Scientists identify genetic clues for a big heart
“Our finding helps us to better understand how the human heart responds to disease," said Matthew J. Wolf, M.D., Ph.D., senior author of the study and associate professor of medicine at Duke University School of Medicine. “The question remains, why does it choose to add on mass rather than proliferate new cells? If we could solve that riddle, then we could find ways to manipulate the system to help hearts heal after injury.”
During cardiac hypertrophy, the walls of the heart thicken, decreasing the size of the cardiac chambers and eventually restricting the heart’s ability to pump blood. If left untreated, hypertrophy can cause heart failure, which is usually fatal.
Wolf modeled this condition by activating the Yorkie gene in fruit flies. Unlike the human heart with its complex array of four chambers, four valves, and multiple vessels, the fruit fly heart is simply a linear tube composed of a single layer of 104 heart cells. Wolf and his colleagues were able to visualize enlargement of the tiny beating heart with a method called optical coherence tomography that is something like the echocardiograms used to diagnose heart failure in humans.
Using this method, the researchers could see that the heart walls of the mutants were thicker than normal, creating a much smaller central chamber through which to pump blood. The mutant flies also had weaker heart muscles and shorter lifespans than normal flies.
The researchers then took out the fly hearts and counted the number of cells to determine whether the heart growth was the result of more cells or bigger cells. The numbers stayed the same, indicating that the cells were growing larger.
The finding reminded Wolf of a fly he had encountered many years back, one whose growth had been fueled by too much activity of a gene called Raf. In humans, mutations in this gene cause Noonan syndrome, an inherited condition that is characterized by a number of physical defects, including an enlarged heart.
Wolf decided to breed fruit flies with Yorkie and Raf mutations to see how the two were related.

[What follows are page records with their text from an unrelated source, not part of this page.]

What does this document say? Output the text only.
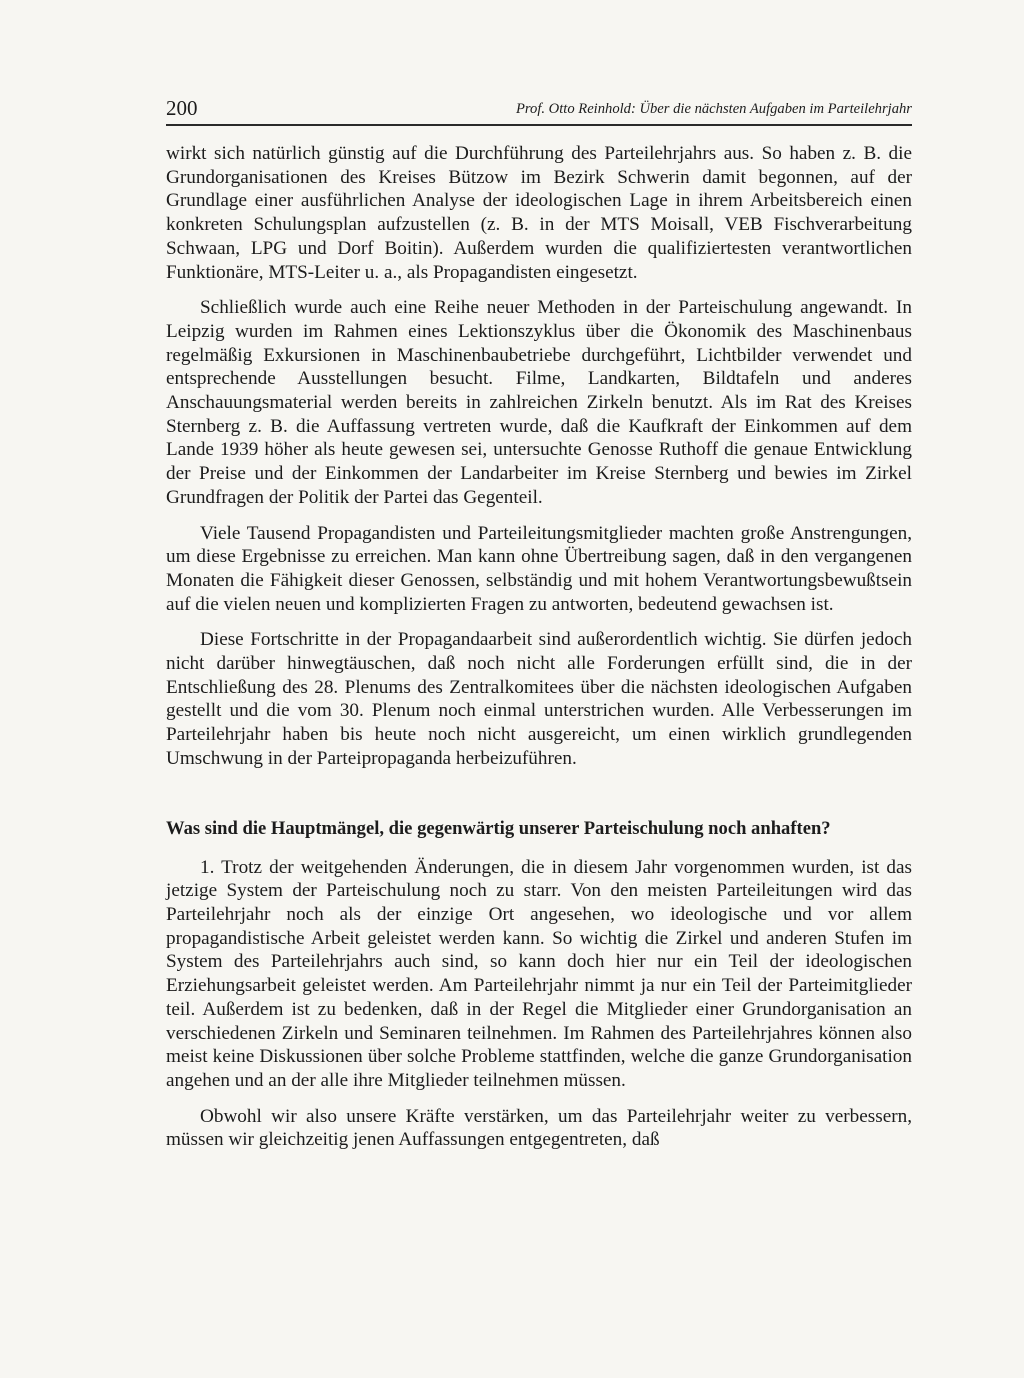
200	Prof. Otto Reinhold: Über die nächsten Aufgaben im Parteilehrjahr

wirkt sich natürlich günstig auf die Durchführung des Parteilehrjahrs aus. So haben z. B. die Grundorganisationen des Kreises Bützow im Bezirk Schwerin damit begonnen, auf der Grundlage einer ausführlichen Analyse der ideologischen Lage in ihrem Arbeitsbereich einen konkreten Schulungsplan aufzustellen (z. B. in der MTS Moisall, VEB Fischverarbeitung Schwaan, LPG und Dorf Boitin). Außerdem wurden die qualifiziertesten verantwortlichen Funktionäre, MTS-Leiter u. a., als Propagandisten eingesetzt.

Schließlich wurde auch eine Reihe neuer Methoden in der Parteischulung angewandt. In Leipzig wurden im Rahmen eines Lektionszyklus über die Ökonomik des Maschinenbaus regelmäßig Exkursionen in Maschinenbaubetriebe durchgeführt, Lichtbilder verwendet und entsprechende Ausstellungen besucht. Filme, Landkarten, Bildtafeln und anderes Anschauungsmaterial werden bereits in zahlreichen Zirkeln benutzt. Als im Rat des Kreises Sternberg z. B. die Auffassung vertreten wurde, daß die Kaufkraft der Einkommen auf dem Lande 1939 höher als heute gewesen sei, untersuchte Genosse Ruthoff die genaue Entwicklung der Preise und der Einkommen der Landarbeiter im Kreise Sternberg und bewies im Zirkel Grundfragen der Politik der Partei das Gegenteil.

Viele Tausend Propagandisten und Parteileitungsmitglieder machten große Anstrengungen, um diese Ergebnisse zu erreichen. Man kann ohne Übertreibung sagen, daß in den vergangenen Monaten die Fähigkeit dieser Genossen, selbständig und mit hohem Verantwortungsbewußtsein auf die vielen neuen und komplizierten Fragen zu antworten, bedeutend gewachsen ist.

Diese Fortschritte in der Propagandaarbeit sind außerordentlich wichtig. Sie dürfen jedoch nicht darüber hinwegtäuschen, daß noch nicht alle Forderungen erfüllt sind, die in der Entschließung des 28. Plenums des Zentralkomitees über die nächsten ideologischen Aufgaben gestellt und die vom 30. Plenum noch einmal unterstrichen wurden. Alle Verbesserungen im Parteilehrjahr haben bis heute noch nicht ausgereicht, um einen wirklich grundlegenden Umschwung in der Parteipropaganda herbeizuführen.

Was sind die Hauptmängel, die gegenwärtig unserer Parteischulung noch anhaften?

1. Trotz der weitgehenden Änderungen, die in diesem Jahr vorgenommen wurden, ist das jetzige System der Parteischulung noch zu starr. Von den meisten Parteileitungen wird das Parteilehrjahr noch als der einzige Ort angesehen, wo ideologische und vor allem propagandistische Arbeit geleistet werden kann. So wichtig die Zirkel und anderen Stufen im System des Parteilehrjahrs auch sind, so kann doch hier nur ein Teil der ideologischen Erziehungsarbeit geleistet werden. Am Parteilehrjahr nimmt ja nur ein Teil der Parteimitglieder teil. Außerdem ist zu bedenken, daß in der Regel die Mitglieder einer Grundorganisation an verschiedenen Zirkeln und Seminaren teilnehmen. Im Rahmen des Parteilehrjahres können also meist keine Diskussionen über solche Probleme stattfinden, welche die ganze Grundorganisation angehen und an der alle ihre Mitglieder teilnehmen müssen.

Obwohl wir also unsere Kräfte verstärken, um das Parteilehrjahr weiter zu verbessern, müssen wir gleichzeitig jenen Auffassungen entgegentreten, daß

He took flies that had thin hearts due to a genetic deletion in Yorkie, and bred them with flies that had thick hearts caused by an activated form of Raf.

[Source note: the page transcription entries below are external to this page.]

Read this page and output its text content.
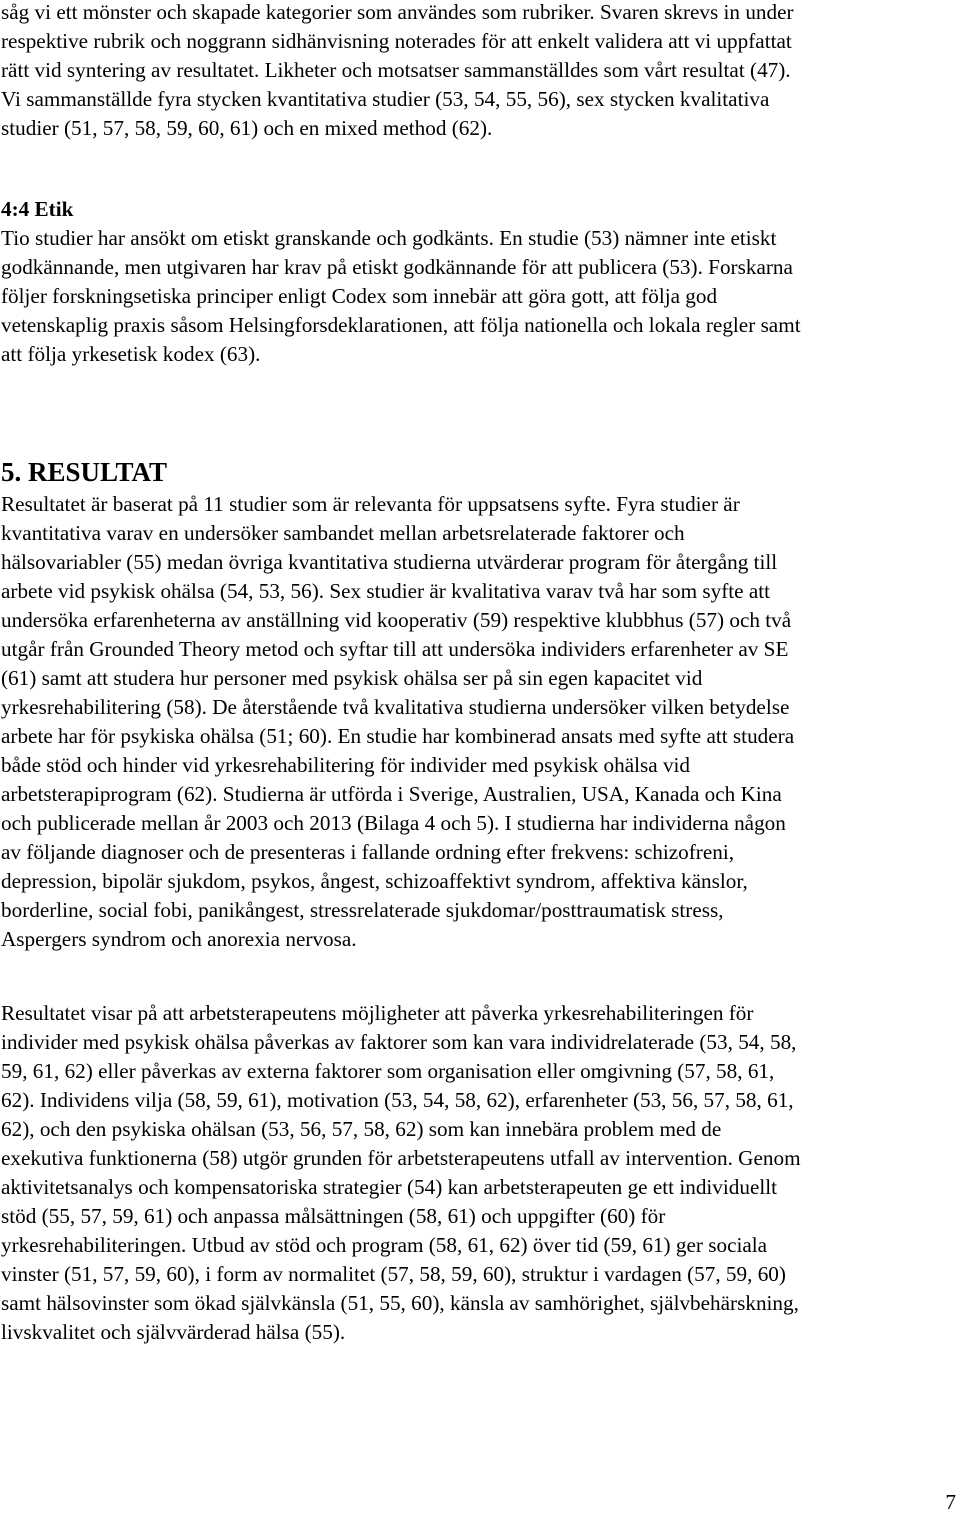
såg vi ett mönster och skapade kategorier som användes som rubriker. Svaren skrevs in under

respektive rubrik och noggrann sidhänvisning noterades för att enkelt validera att vi uppfattat

rätt vid syntering av resultatet. Likheter och motsatser sammanställdes som vårt resultat (47).

Vi sammanställde fyra stycken kvantitativa studier (53, 54, 55, 56), sex stycken kvalitativa

studier (51, 57, 58, 59, 60, 61) och en mixed method (62).

4:4 Etik

Tio studier har ansökt om etiskt granskande och godkänts. En studie (53) nämner inte etiskt

godkännande, men utgivaren har krav på etiskt godkännande för att publicera (53). Forskarna

följer forskningsetiska principer enligt Codex som innebär att göra gott, att följa god

vetenskaplig praxis såsom Helsingforsdeklarationen, att följa nationella och lokala regler samt

att följa yrkesetisk kodex (63).

5. RESULTAT

Resultatet är baserat på 11 studier som är relevanta för uppsatsens syfte. Fyra studier är

kvantitativa varav en undersöker sambandet mellan arbetsrelaterade faktorer och

hälsovariabler (55) medan övriga kvantitativa studierna utvärderar program för återgång till

arbete vid psykisk ohälsa (54, 53, 56). Sex studier är kvalitativa varav två har som syfte att

undersöka erfarenheterna av anställning vid kooperativ (59) respektive klubbhus (57) och två

utgår från Grounded Theory metod och syftar till att undersöka individers erfarenheter av SE

(61) samt att studera hur personer med psykisk ohälsa ser på sin egen kapacitet vid

yrkesrehabilitering (58). De återstående två kvalitativa studierna undersöker vilken betydelse

arbete har för psykiska ohälsa (51; 60). En studie har kombinerad ansats med syfte att studera

både stöd och hinder vid yrkesrehabilitering för individer med psykisk ohälsa vid

arbetsterapiprogram (62). Studierna är utförda i Sverige, Australien, USA, Kanada och Kina

och publicerade mellan år 2003 och 2013 (Bilaga 4 och 5). I studierna har individerna någon

av följande diagnoser och de presenteras i fallande ordning efter frekvens: schizofreni,

depression, bipolär sjukdom, psykos, ångest, schizoaffektivt syndrom, affektiva känslor,

borderline, social fobi, panikångest, stressrelaterade sjukdomar/posttraumatisk stress,

Aspergers syndrom och anorexia nervosa.

Resultatet visar på att arbetsterapeutens möjligheter att påverka yrkesrehabiliteringen för

individer med psykisk ohälsa påverkas av faktorer som kan vara individrelaterade (53, 54, 58,

59, 61, 62) eller påverkas av externa faktorer som organisation eller omgivning (57, 58, 61,

62). Individens vilja (58, 59, 61), motivation (53, 54, 58, 62), erfarenheter (53, 56, 57, 58, 61,

62), och den psykiska ohälsan (53, 56, 57, 58, 62) som kan innebära problem med de

exekutiva funktionerna (58) utgör grunden för arbetsterapeutens utfall av intervention. Genom

aktivitetsanalys och kompensatoriska strategier (54) kan arbetsterapeuten ge ett individuellt

stöd (55, 57, 59, 61) och anpassa målsättningen (58, 61) och uppgifter (60) för

yrkesrehabiliteringen. Utbud av stöd och program (58, 61, 62) över tid (59, 61) ger sociala

vinster (51, 57, 59, 60), i form av normalitet (57, 58, 59, 60), struktur i vardagen (57, 59, 60)

samt hälsovinster som ökad självkänsla (51, 55, 60), känsla av samhörighet, självbehärskning,

livskvalitet och självvärderad hälsa (55).

7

By looking at the offspring of these flies, he could determine whether the two genes were connected in the same signaling pathway or if they were acting independently to tell hearts to grow bigger or smaller. To his surprise, the genes cancelled each other out, yielding flies with hearts of perfectly normal size. In other words, Raf couldn’t activate organs to grow larger without having Yorkie there to switch on.
Next, Wolf would like to see if these same connections hold true in other models of human disease. He has already acquired a number of transgenic mice and plans to manipulate both Raf and Yorkie to measure their effects on the mouse heart.
“Ultimately, our goal is to try to understand how this pathway influences cardiac hypertrophy, not only within the context of specific conditions like Noonan syndrome, but also in the more general context of hypertension and high blood pressure, with the hopes of finding new targets to treat this disease,” said Wolf.